А девятнадцатилетний Никита, экстренно прооперированный этим же врачом после разрыва почки, решил поменять свои жизненные планы и не переезжать в Москву. Быть может, в своем неудачном падении с дерева он увидел некий знак. И возможно, оно и к лучшему. Скорее всего, его жизни суждено сложиться именно в родном городе. Как бы то ни было, после успешно проведенной операции его здоровью не грозят никакие неприятные последствия. И очень скоро он сможет вернуться к работе. Правда, мысль о неосуществленном переезде все-таки будет порой назойливо и тоскливо кружиться возле повседневных дел, словно мошкара возле миски с подгнившими ягодами. Но это уже мелочи, слегка саднящие нюансы, на которых, конечно, не стоит заострять внимание.



Перспективный молодой врач, место которого Вера никогда не занимала, не подвержен «предчувствиям». Он не слышит в голове бессмысленных смертельно-убаюкивающих мелодий, а просто делает свое дело – четко, уверенно, добросовестно. До последнего пытается помочь, а когда помочь не получается, принимает чужую смерть как данность. И тут же берется за следующую чужую жизнь, которую, возможно, удастся сохранить на долгое время.

С ним никогда не случается внезапных помрачений. Его разум всегда ясен, всегда сверкает и источает свежесть, словно позолоченный вернувшимся солнцем летний парк после дождя. Мучительные моменты прошлого не настигают его внезапно, посреди рабочего дня, не накатывают тяжелыми волнами. С пациентами он ровен, улыбчив, неизменно спокоен. И больничная белизна в его присутствии напоминает не о предсмертном ослепляющем свете, а скорее о легком, фарфорово-хрупком пейзаже, завернутом в пелену первого снега.

На него всегда можно положиться. С виду он мягкий, с рыхловатым округлым лицом и добрыми водянистыми глазами. Но внутри у него – непоколебимая плотность, надежная при любых обстоятельствах. Словно он когда-то проглотил сейф, наполненный невозмутимой прохладной решимостью и самообладанием.

Его очень ценит Константин Валерьевич, ценят коллеги. Все надеются, что он не уйдет из городской больницы в частную клинику как можно дольше.

Хотя когда-нибудь он, вероятно, переедет работать за границу. Институтский друг уже почти полгода зовет его в Германию.

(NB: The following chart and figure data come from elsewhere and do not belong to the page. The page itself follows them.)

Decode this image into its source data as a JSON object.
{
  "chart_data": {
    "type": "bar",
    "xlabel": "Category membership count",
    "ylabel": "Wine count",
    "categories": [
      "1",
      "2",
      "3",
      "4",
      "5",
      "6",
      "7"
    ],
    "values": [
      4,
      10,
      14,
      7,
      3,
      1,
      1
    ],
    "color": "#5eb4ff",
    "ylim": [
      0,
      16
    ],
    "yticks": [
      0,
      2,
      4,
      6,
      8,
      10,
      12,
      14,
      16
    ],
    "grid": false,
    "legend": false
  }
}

– Тебя тут с руками оторвут, вот увидишь, – не далее как позавчерашним вечером настаивал друг по скайпу. – Язык выучишь в два счета, да и диплом здесь подтвердить – пара пустяков.

– Да, я глянул уже список документов, все и правда не так сложно, – соглашается он и параллельно отвечает на сообщение назойливой Ангелине Григорьевне с призрачным хроническим циститом, существующим исключительно в ее голове.

– Ты, главное, на курсы языковые запишись.

На курсы он запишется уже в следующем месяце. С видом на будущее – чтобы не терять время. Но пока что он хочет остаться в родном городе, где столько несчастных, погнутых жизнью людей нуждаются в неотложной врачебной помощи.



А вот из того песочно-желтого панельного дома появляются Кирилл и его жена Алина. Тащат за собой объемистые, слегка потертые чемоданы. Проходят по расшатанной плиточной дорожке, мимо пустующих на солнце скамеек, мимо коренастых тополей, струящихся бледно-серыми, словно водой разбавленными, тенями.

– Кирюша, я все-таки взяла твой коричневый свитер, ты уж меня прости, – признается Алина, когда они уже почти выходят из двора. – Ну мало ли, похолодает внезапно.

– Ну и ладно, – пожимает одним плечом Кирилл. – Раз поместился, пусть будет, на всякий случай. Хотя, конечно, вряд ли он пригодится…

– Ну вот сколько раз ты думал, Кирюша, что я зря переживаю, что напрасно заморачиваюсь. А в итоге я каждый раз оказываюсь права.

Таксист уже ждет их. Рассеянно курит в окно машины и время от времени переводит скучающий взгляд с экрана телефона на пятна солнечного света, раскиданные по ровным прямоугольникам панельных домов.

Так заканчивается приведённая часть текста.